Segundo o jornal Folha de São Paulo, o relatório deve trazer uma lista com o nome de possíveis envolvidos na compra de mais de R$ 12 bilhões em carteiras de crédito fraudulentas do Banco Master. Esse relatório, já houve um documento preliminar, foi enviado ao PF no dia 29 de janeiro e ao Banco Central no dia 2 de fevereiro com achados relevantes, segundo o BRB.
A investigação independente é conduzida pelo escritório Machado Mera Advogados com o suporte técnico da Crol Brasil e a expectativa, portanto, é de que até semana que vem essas contas, essa auditoria, esteja finalizada. Apesar dos esforços da governadora Celina Leão em tentar uma ajuda do governo federal aqui para o Banco de Brasília, o governo Lula não parece disposto a se envolver nesse caso.
Celina vem adotando uma postura diferente do ex-governador Ibanez Rocha e procurando, inclusive, ativamente o Ministério da Fazenda para conversas. Apesar disso, o secretário-executivo da pasta, Rogério Siron, afirmou à CNN Brasil que não há nenhuma discussão ou intenção do governo federal de intervir no Banco de Brasília, sendo essa uma questão do governo do Distrito Federal. O BRD, pelo menos, vem contando com a boa vontade do Banco Central.
Segundo o economista César Bergo, é possível concluir o processo de capitalização do BRB até a data de maio, data proposta pelo BRB, e ele avalia ainda que os custos para salvar o Banco de Brasília são elevados, mas teriam um impacto menor no sistema financeiro do que uma quebra do BRB.
É que existe uma boa vontade do Banco Central, inclusive no próprio discurso do Galipo, dizendo que não é problema de liquidez, é questão de patrimônio. E por que eu estou dizendo isso? Porque eu acho que chega à conclusão de que é melhor resgatar o BRB do que deixar quebrar, entendeu?
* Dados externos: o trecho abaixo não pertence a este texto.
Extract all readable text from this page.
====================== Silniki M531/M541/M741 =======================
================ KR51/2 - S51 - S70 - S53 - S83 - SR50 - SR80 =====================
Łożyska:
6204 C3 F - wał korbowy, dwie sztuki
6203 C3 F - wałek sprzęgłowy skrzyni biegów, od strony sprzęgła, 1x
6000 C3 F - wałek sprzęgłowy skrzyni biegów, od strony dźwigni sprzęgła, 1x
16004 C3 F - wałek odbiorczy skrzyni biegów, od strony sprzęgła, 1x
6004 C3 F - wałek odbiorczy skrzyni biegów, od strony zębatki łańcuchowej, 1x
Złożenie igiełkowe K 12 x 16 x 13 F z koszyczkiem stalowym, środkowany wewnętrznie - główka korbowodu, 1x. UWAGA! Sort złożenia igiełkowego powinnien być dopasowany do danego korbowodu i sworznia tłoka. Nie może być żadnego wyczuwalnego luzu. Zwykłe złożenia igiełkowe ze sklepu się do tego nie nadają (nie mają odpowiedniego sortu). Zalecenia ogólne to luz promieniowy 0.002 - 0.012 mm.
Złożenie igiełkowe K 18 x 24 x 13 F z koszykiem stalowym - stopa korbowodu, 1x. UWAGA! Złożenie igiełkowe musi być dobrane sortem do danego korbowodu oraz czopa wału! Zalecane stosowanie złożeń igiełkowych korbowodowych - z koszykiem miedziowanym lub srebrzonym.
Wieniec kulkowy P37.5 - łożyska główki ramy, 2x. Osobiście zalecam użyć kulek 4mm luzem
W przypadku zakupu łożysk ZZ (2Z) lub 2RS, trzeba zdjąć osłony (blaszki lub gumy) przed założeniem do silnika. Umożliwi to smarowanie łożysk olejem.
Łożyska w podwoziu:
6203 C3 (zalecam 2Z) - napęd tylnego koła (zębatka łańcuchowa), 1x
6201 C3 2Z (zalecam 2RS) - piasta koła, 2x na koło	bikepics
Do ponto de vista prático, o custo, não só financeiro, social, político, é bem menor se fizer o resgate do BRB. Ele vai ter mais um mês aí para poder...
acertar. Agora, não vai resolver o problema, obviamente, mas vai possibilitar que o BRB continue pelo menos solvente e trabalhando para a recuperação.
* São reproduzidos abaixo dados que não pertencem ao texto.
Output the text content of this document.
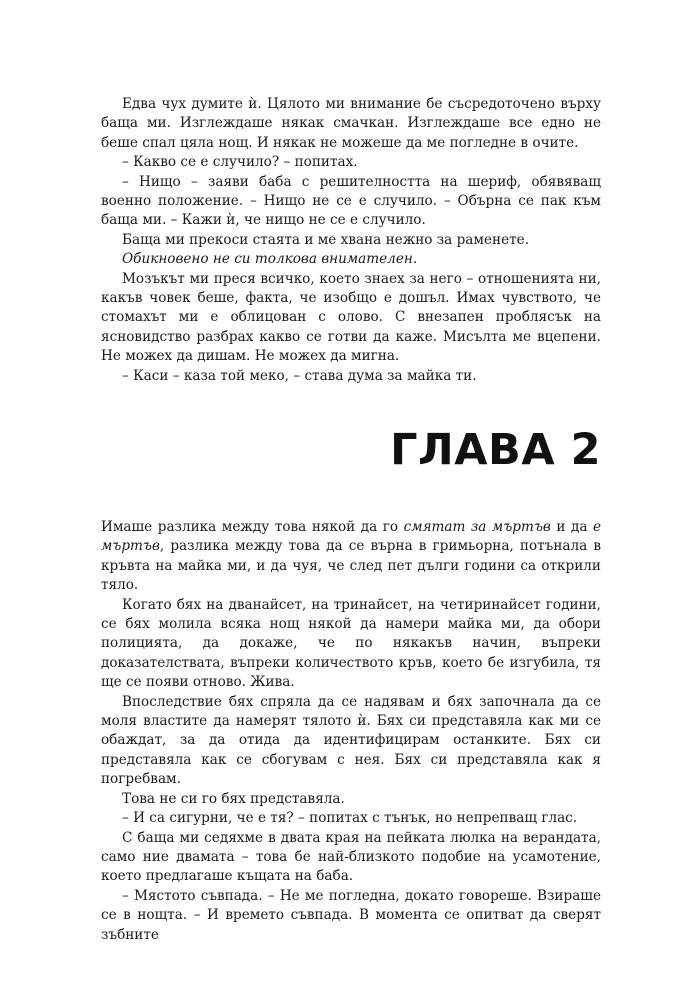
Едва чух думите ѝ. Цялото ми внимание бе съсредоточено върху баща ми. Изглеждаше някак смачкан. Изглеждаше все едно не беше спал цяла нощ. И някак не можеше да ме погледне в очите.

– Какво се е случило? – попитах.

– Нищо – заяви баба с решителността на шериф, обявяващ военно положение. – Нищо не се е случило. – Обърна се пак към баща ми. – Кажи ѝ, че нищо не се е случило.

Баща ми прекоси стаята и ме хвана нежно за раменете.

Обикновено не си толкова внимателен.

Мозъкът ми преся всичко, което знаех за него – отношенията ни, какъв човек беше, факта, че изобщо е дошъл. Имах чувството, че стомахът ми е облицован с олово. С внезапен проблясък на ясновидство разбрах какво се готви да каже. Мисълта ме вцепени. Не можех да дишам. Не можех да мигна.

– Каси – каза той меко, – става дума за майка ти.

ГЛАВА 2

Имаше разлика между това някой да го смятат за мъртъв и да е мъртъв, разлика между това да се върна в гримьорна, потънала в кръвта на майка ми, и да чуя, че след пет дълги години са открили тяло.

Когато бях на дванайсет, на тринайсет, на четиринайсет години, се бях молила всяка нощ някой да намери майка ми, да обори полицията, да докаже, че по някакъв начин, въпреки доказателствата, въпреки количеството кръв, което бе изгубила, тя ще се появи отново. Жива.

Впоследствие бях спряла да се надявам и бях започнала да се моля властите да намерят тялото ѝ. Бях си представяла как ми се обаждат, за да отида да идентифицирам останките. Бях си представяла как се сбогувам с нея. Бях си представяла как я погребвам.

Това не си го бях представяла.

– И са сигурни, че е тя? – попитах с тънък, но непрепващ глас.

С баща ми седяхме в двата края на пейката люлка на верандата, само ние двамата – това бе най-близкото подобие на усамотение, което предлагаше къщата на баба.

– Мястото съвпада. – Не ме погледна, докато говореше. Взираше се в нощта. – И времето съвпада. В момента се опитват да сверят зъбните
Ontem, a agência de risco Moody's rebaixou a nota do BRB, deixando o banco em nível de risco, informando, portanto, ao mercado que a instituição não é um bom local para os investimentos. Segundo o BRB, essa revisão na nota já era esperada, era um movimento esperado e reflete um momento específico relacionado ao processo de capitalização em andamento e a atualização das demonstrações financeiras. Fernando.